This code implements a steady-state drift-flux model for simulating multiphase (liquid and gas) flow in wells. Three-phase flow (gas, oil, water) is supported by treating the oil and water as one mixed liquid phase. Wells are modelled from the bottomhole pressure to the downstream choke pressure. Boundary conditions are introduced via an inflow model (bottomhole) and a choke model (topside).
The simulator has several use cases:
- Generate semi-realistic well production data
- Flow prediction by calibrating the model parameters to historical data
- Investigate sensitivities of variables of interest
The figure below illustrates a well and some model components of the ManyWells simulator.
The project is structured as follows
Project folder
|-- docs # Documentation
|-- manywells # Implementation of simulator
| |-- calibration # Code for calibration to data
| |-- closed_loop # Simulation with closed-loop control
|-- scripts # Various scripts and examples
| |-- data_generation # Scripts used to generate the ManyWells datasets
| |-- flow_regimes # Scripts to develop a flow regime classifier
| |-- ml_examples # Machine learning examples in the ManyWells paper
To start developing with ManyWells, you first need to clone the repository by running the following command:
git clone git@github.com:solution-seeker-as/manywells.git
The manywells Python environment is defined by pyproject.toml, with specific package versions in uv.lock.
Using the uv package manager, the environment is installed by running the
following command from the project root folder:
uv syncIf you do not plan on modifying the ManyWells files, you can optionally install ManyWells as a Python package by running the following command:
pip install git+ssh://git@github.com/solution-seeker-as/manywells.git
This command requires that you have registered an SSH key in your GitHub account.
After having installed the environment, you can import the files in the manywells folder.
For example, you could import the simulator as import manywells.simulator as sim.
Note that you will only get access to the files in the manywells folder if you install the package.
If you wish to download and use the ManyWells datasets, you can find them at the ManyWells project on HuggingFace.

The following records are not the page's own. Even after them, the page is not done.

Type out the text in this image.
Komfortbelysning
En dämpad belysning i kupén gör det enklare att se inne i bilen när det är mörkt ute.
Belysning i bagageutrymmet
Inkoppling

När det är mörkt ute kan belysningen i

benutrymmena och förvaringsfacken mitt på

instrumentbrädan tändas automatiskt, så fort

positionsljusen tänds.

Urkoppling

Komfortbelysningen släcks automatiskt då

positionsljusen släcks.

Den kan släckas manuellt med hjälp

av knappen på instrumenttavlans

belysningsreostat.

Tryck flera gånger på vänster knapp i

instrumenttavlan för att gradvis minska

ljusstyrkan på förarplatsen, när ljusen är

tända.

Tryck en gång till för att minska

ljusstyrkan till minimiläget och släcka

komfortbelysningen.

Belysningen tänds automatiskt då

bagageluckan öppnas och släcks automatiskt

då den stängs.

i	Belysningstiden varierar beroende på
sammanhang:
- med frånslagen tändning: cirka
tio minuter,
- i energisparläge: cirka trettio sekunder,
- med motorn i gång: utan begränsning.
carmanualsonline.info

You can use the datasets Python package to get started:
import datasets
# Download 'manywells-sol-1'
data = datasets.load_dataset("solution-seeker-as/manywells", name='manywells-sol-1')
# Cast dataset to a Pandas DataFrame
df = data['train'].to_pandas()
# Print the data
print(df)If you use ManyWells in an academic work, we kindly ask you to cite our paper. You can cite it as shown in the bibtex entry below.
@article{Grimstad2026,
title = {{ManyWells: Simulation of multiphase flow in thousands of wells}},
author = {Bjarne Grimstad and Erlend Lundby and Henrik Andersson},
journal = {Geoenergy Science and Engineering},
volume = {257},
pages = {214226},
year = {2026},
issn = {2949-8910},
doi = {https://doi.org/10.1016/j.geoen.2025.214226},
}
Manywells © 2024 by Solution Seeker AS is licensed under
Creative Commons Attribution-NonCommercial 4.0 International.
The license applies to all the resources contained in this project, including the code and datasets.
The license can be found in the LICENSE file.